Merrill Samuel Taylor (15 April 1893 – 7 July 1918) was a Canadian flying ace of the First World War. He was credited with seven aerial victories while flying a Sopwith Camel fighter for the Royal Naval Air Service and, later, the Royal Air Force. He touched off the air battle that resulted in the death of the war's leading ace, Manfred von Richthofen, on 21 April 1918. On 2 May 1918, he killed German ace Hans Weiss for his fifth victory. Taylor was killed in action by Franz Büchner on 7 July 1918.

==Early life==
Merrill Samuel Taylor was born in Clearview, Ontario, Canada on 15 April 1893, the son of Samuel Taylor. The younger Taylor was schooled in Singhampton and Yellow Grass, Saskatchewan before matriculating at the University of Toronto in Applied Science from 1912 to 1916.

Taylor was a bachelor, and an enthusiastic rugby football player, when he enlisted on 17 April 1916 into the university's Training Company of the Canadian Overseas Expeditionary Force. His enlistment attestation listed his next of kin as his mother, Mary Taylor, who was residing in Regina, Saskatchewan. His physical examination showed him to be 5 feet 7 3/4 inches tall, dark complected, with black hair, hazel eyes, and a scar on his left jaw.

==First World War==
On 19 January 1917, Taylor was appointed to the position of probationary flying officer.

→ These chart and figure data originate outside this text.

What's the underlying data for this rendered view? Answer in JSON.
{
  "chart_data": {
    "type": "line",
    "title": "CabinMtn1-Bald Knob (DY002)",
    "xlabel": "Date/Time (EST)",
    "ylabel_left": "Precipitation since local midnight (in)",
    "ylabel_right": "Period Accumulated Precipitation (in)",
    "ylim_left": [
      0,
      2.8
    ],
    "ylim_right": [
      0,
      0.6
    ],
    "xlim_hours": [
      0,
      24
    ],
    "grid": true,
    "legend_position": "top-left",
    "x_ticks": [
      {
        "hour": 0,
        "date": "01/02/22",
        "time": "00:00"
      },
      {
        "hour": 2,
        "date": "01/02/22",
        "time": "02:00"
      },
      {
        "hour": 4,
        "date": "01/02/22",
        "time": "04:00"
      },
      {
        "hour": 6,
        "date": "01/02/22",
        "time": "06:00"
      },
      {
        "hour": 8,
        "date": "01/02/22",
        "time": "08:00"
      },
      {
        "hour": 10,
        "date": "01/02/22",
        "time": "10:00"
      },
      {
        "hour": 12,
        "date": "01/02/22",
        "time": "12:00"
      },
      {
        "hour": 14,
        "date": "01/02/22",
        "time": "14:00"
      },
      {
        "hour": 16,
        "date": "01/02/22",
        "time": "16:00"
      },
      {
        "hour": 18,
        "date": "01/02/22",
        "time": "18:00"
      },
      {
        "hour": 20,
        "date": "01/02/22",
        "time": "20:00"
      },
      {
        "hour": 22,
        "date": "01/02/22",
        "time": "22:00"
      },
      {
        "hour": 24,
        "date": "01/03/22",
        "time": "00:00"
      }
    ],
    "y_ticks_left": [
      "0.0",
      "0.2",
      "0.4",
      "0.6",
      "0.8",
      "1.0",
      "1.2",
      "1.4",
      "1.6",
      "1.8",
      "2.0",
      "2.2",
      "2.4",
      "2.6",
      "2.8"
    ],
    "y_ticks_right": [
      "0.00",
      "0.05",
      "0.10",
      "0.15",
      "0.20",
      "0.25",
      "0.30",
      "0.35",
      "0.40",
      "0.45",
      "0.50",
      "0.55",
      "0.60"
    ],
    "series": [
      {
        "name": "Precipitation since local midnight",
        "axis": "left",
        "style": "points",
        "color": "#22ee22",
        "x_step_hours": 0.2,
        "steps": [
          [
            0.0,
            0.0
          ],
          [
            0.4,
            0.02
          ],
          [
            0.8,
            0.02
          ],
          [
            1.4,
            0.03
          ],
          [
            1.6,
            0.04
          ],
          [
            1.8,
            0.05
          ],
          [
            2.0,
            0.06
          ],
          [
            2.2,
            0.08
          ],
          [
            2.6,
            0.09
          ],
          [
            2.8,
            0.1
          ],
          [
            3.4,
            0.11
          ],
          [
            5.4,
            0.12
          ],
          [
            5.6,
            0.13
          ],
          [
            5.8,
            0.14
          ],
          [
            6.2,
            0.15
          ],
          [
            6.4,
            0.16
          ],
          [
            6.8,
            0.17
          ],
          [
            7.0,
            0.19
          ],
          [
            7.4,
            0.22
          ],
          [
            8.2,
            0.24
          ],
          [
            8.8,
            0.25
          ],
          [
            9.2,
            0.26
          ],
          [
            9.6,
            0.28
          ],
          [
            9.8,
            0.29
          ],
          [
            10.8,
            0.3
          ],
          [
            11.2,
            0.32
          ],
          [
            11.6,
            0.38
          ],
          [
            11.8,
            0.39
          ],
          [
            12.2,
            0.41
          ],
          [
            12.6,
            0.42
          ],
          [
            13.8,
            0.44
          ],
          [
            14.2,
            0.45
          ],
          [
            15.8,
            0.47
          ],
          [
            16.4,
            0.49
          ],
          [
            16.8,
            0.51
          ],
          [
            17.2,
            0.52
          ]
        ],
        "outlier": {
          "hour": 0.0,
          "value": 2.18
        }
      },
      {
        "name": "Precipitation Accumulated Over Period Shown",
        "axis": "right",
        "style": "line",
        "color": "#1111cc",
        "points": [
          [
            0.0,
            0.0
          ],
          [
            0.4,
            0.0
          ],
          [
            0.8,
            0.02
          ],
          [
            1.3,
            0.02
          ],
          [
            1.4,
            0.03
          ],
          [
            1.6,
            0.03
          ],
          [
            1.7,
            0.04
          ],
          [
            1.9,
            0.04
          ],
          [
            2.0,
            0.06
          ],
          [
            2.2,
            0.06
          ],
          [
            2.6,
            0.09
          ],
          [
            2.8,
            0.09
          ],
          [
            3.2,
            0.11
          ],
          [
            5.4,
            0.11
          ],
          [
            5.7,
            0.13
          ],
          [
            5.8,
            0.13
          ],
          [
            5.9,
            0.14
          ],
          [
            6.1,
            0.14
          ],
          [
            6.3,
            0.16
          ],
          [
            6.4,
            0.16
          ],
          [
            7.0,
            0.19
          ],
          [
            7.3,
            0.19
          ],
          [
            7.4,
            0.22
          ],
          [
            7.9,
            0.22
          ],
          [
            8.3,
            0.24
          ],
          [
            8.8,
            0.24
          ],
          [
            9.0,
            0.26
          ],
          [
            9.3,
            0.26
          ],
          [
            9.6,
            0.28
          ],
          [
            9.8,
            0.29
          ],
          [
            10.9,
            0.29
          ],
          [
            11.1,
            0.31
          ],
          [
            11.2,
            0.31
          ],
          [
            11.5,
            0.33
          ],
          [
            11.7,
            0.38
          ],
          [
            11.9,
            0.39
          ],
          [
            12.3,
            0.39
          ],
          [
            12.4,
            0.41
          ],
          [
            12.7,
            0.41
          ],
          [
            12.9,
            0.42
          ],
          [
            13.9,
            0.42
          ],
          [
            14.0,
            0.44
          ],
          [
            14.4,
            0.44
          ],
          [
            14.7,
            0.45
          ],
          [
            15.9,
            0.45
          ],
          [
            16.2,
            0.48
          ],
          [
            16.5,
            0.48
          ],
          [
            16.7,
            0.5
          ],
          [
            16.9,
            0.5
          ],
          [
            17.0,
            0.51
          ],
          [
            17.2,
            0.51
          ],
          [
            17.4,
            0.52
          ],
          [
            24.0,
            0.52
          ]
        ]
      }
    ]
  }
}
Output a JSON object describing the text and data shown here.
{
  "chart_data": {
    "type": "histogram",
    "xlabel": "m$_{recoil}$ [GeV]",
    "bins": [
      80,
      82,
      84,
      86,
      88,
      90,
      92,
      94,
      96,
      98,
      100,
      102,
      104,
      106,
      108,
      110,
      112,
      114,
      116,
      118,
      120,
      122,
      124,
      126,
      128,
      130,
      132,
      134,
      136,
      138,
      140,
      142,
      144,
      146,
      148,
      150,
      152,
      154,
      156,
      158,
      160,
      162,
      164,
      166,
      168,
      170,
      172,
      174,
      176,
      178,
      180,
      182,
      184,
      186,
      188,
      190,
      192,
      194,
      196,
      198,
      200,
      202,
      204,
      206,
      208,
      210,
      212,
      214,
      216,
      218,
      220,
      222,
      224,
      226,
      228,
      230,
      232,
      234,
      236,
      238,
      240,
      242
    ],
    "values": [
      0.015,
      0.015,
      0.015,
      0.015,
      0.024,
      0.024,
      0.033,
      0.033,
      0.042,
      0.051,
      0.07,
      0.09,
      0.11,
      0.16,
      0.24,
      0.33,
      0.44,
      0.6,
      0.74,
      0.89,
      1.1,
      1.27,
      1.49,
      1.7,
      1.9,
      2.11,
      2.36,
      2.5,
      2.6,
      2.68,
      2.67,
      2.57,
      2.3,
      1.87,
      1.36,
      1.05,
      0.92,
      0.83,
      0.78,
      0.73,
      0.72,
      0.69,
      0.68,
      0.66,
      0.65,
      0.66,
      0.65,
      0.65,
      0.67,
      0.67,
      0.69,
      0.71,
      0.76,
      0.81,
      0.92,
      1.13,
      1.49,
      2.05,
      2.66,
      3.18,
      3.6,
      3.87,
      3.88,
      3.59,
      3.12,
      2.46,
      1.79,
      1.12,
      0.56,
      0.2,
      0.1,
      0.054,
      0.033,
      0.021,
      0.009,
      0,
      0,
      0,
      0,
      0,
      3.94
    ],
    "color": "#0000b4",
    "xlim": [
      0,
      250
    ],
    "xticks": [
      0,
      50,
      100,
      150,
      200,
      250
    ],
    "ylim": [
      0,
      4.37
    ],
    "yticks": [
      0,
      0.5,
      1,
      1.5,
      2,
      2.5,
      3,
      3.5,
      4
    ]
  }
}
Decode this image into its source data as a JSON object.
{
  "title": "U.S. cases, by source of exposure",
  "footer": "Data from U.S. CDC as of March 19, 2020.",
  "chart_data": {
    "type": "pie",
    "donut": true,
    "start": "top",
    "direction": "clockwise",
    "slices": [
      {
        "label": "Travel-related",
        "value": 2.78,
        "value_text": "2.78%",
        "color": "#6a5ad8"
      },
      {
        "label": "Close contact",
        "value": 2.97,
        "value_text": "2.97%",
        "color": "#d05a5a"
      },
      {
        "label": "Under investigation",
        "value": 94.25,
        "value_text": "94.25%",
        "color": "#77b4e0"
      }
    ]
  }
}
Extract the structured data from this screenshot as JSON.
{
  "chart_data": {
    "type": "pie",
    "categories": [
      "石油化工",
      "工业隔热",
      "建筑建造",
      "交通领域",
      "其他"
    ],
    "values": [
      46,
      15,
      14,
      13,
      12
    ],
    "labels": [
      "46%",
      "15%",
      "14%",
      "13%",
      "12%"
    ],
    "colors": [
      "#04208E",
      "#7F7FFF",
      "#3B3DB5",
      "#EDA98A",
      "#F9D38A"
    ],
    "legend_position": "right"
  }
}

By 23 July 1917, Taylor was commissioned as a Flight Sub-Lieutenant, indicating he had completed pilot's training. His first assignment was to the Dover Patrol, on 23 August 1917. He was then posted to No. 9 Naval Squadron of the Royal Naval Air Service as a Sopwith Camel pilot, scoring his first aerial victory on 28 September 1917. At 1620 hours that day, he was part of a squadron sweep that destroyed an Albatros D.III over Diksmuide, Belgium. He shared the victory with Stearne Tighe Edwards, Fred Everest Banbury, Oliver Redgate, and John Hales.

Taylor's second victory, coming just three weeks after 9 Naval became part of the brand new Royal Air Force, was a momentous one. He teamed with Oliver Colin LeBoutillier to incinerate a German Albatros two-seater at 1025 hours on 21 April 1918. The two ex-naval pilots thus touched off the chain of events that led to the death of the war's greatest ace, Manfred von Richthofen in that day's dogfighting.

The following morning, on another squadron mission, Taylor joined Robert Foster and three other pilots in capturing a German two-seater at Albert, France. Both members of the aircrew were killed in the process. Then, at 1445 hours on 27 April 1918, Taylor drove down an Albatros D.V out of control east of Villers-Bretonneux, France.

At noon on 2 May, Taylor became an ace. German ace Hans Weiss, flying a Fokker Triplane, attacked one of Taylor's squadronmates a mile south of Cerisy, France. Taylor killed Weiss with a bullet through the head and destroyed his white Triplane.

Victory number six came for Taylor on 15 May, when he drove down an Albatros D.V between Belloy and Pozières, France. The following day, he ended his victory list by helping to capture Leutnant Hubner of Jagdstaffel 4. Wilfrid May and Stearne Tighe Edwards helped force the German triplane to ground and its pilot to a prisoner of war camp.

On 7 July 1918, over Hamel, France, Taylor was shot down and killed in action by Franz Büchner. Lieutenant Merrill Samuel Taylor's grave is unknown; he is memorialized at the Arras Flying Services Memorial, Arras, France. Taylor was awarded the Croix de Guerre by the French government for his valour.